Can't begin to answer this question without knowing your rough income and the amount you pay monthly on your student loan debt.
posted by praemunire at 11:57 AM on April 29, 2017


I'd first consider a few known expenses first and really think about your overall financial future.

Retirement accounts. How much do you save a year? How much do you need when you retire? If you were to plow your entire windfall, how big of a nest egg will it be thanks to compounding interest by the time you retire? By some super general guidelines, are you roughly on track for retirement?

Student loan debt -- how high is your interest rate? How long will it take you to pay that off? By the time you pay it off, how much interest will you have paid over the life time?

And, you mention you have kids -- when will they go to college? How much money do you want to sock away for them?

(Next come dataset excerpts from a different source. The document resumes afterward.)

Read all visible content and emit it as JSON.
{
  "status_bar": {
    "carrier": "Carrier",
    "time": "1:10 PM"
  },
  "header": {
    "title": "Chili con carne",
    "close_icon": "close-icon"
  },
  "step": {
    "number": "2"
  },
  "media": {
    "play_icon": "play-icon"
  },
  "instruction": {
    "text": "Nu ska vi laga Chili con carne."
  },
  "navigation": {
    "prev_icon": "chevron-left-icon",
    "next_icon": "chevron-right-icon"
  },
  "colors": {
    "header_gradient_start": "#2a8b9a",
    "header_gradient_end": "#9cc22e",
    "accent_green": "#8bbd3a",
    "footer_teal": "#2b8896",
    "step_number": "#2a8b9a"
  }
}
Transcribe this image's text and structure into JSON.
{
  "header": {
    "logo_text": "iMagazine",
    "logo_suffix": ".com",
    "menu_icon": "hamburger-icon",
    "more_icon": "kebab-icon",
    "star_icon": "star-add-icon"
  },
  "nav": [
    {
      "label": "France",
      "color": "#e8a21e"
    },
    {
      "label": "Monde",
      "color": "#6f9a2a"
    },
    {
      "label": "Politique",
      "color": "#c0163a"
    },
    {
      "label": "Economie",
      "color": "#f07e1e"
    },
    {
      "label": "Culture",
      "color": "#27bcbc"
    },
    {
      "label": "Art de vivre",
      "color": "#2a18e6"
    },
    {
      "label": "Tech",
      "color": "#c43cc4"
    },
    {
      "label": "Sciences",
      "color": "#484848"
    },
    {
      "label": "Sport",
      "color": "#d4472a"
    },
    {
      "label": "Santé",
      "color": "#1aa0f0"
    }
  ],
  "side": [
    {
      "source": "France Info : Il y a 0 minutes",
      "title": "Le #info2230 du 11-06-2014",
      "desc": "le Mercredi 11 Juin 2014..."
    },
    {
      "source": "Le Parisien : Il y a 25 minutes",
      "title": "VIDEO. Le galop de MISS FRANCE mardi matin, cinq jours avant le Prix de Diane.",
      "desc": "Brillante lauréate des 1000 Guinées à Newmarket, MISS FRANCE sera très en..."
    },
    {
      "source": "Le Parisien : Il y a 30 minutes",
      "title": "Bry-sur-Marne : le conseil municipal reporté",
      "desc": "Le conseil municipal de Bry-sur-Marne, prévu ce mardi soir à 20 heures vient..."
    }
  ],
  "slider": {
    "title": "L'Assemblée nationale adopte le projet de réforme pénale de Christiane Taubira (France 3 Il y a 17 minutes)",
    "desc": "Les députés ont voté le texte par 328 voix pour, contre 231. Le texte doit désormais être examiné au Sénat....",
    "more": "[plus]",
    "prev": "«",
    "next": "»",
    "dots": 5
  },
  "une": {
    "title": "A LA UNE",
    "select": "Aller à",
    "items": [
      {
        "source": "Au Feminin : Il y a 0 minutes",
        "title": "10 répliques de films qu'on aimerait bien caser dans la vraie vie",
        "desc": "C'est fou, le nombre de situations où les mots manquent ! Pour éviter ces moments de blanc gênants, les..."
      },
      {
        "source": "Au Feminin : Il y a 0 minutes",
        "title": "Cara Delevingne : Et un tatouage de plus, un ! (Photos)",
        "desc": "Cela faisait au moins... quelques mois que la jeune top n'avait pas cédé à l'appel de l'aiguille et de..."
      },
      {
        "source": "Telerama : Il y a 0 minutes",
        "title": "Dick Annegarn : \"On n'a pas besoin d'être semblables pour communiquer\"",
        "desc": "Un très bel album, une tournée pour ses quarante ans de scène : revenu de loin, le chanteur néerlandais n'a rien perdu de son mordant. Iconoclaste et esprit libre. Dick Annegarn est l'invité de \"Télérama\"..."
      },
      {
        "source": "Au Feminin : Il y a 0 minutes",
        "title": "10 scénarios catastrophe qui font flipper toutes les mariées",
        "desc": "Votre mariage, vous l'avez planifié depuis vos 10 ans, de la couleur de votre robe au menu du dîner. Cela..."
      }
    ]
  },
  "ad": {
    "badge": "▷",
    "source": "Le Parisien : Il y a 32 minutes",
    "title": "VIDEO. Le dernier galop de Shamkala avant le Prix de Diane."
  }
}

And, then, I would think about the "opportunity cost" of buying a very expensive house, when you're just putting down ~20%. The NY times Rent vs. Buy calculator as mentioned above is sobering. Once you put your windfall into a *minority portion* of what is basically a LONG TERM DEBT PAYMENT, do you still win out at the end? Because when you've channeled it into a downpayment, that money is no longer working for you (i.e., earning interest, giving you an emergency fund if you or your spouse gets laid off, reducing your principal/interest for your student loans, giving you a promise of an unanxious retirement, or financial peace of mind for your kids when they go to school). Instead, that money is now working for your mortgage lender, and your mortgage lender gets to make interest off of it, and bide their time waiting for you to pay the rest of the mortgage off for the next dozen years.

Even if you just funnel that money to a diversified portfolio, nothing will stop you from buying a house 1 or 2 or 5 years from now. But, in the time it's taken, that windfall will have had a chance to grow, and maybe, you've used that extra money to pay down your student loans a little bit faster, or fund your retirement savings a little faster.

I've had to come to terms recently that I will never be able to buy where I am living (due to crazy housing prices), and it's a hard emotional decision, but renting is such such such a better deal given where I am in my career/life. Having $500k+ in debt is such an anchor, and honestly, you never know if/when housing prices crash, and well, by golly, you still owe more on the mortgage than the house is worth.
posted by ellerhodes at 1:35 PM on April 29, 2017 [3 favorites]


I am not sure where you live that is both expensive and only 8-900 for a 2-3 bedroom but depending on what you pay for rent for a similar place (eg, more or similar to the mortgage) it might be a good deal. That said I wouldn't do it and I have no kids, no plans for them, and no debt. I would describe my financial health as poor with more savings, btw. YMMV.

If you have debt I'd get rid of that before taking on even more debt. If you pay that down and you would be able to do a shorter mortgage (eg, 15 year) that's very attractive to me personally but so is a FDIC insured savings account and a bit more in the retirement fund.

Given the political climate I'd be a bit wary of most financial moves right now, including dumping a lot of $$ into either a home in a "expensive now" city that ten years ago wasn't that expensive (NY or LA ok, but SF or SEA seem ... completely insane to me) or a 529 (free college for middle class! maybe! it could happen!).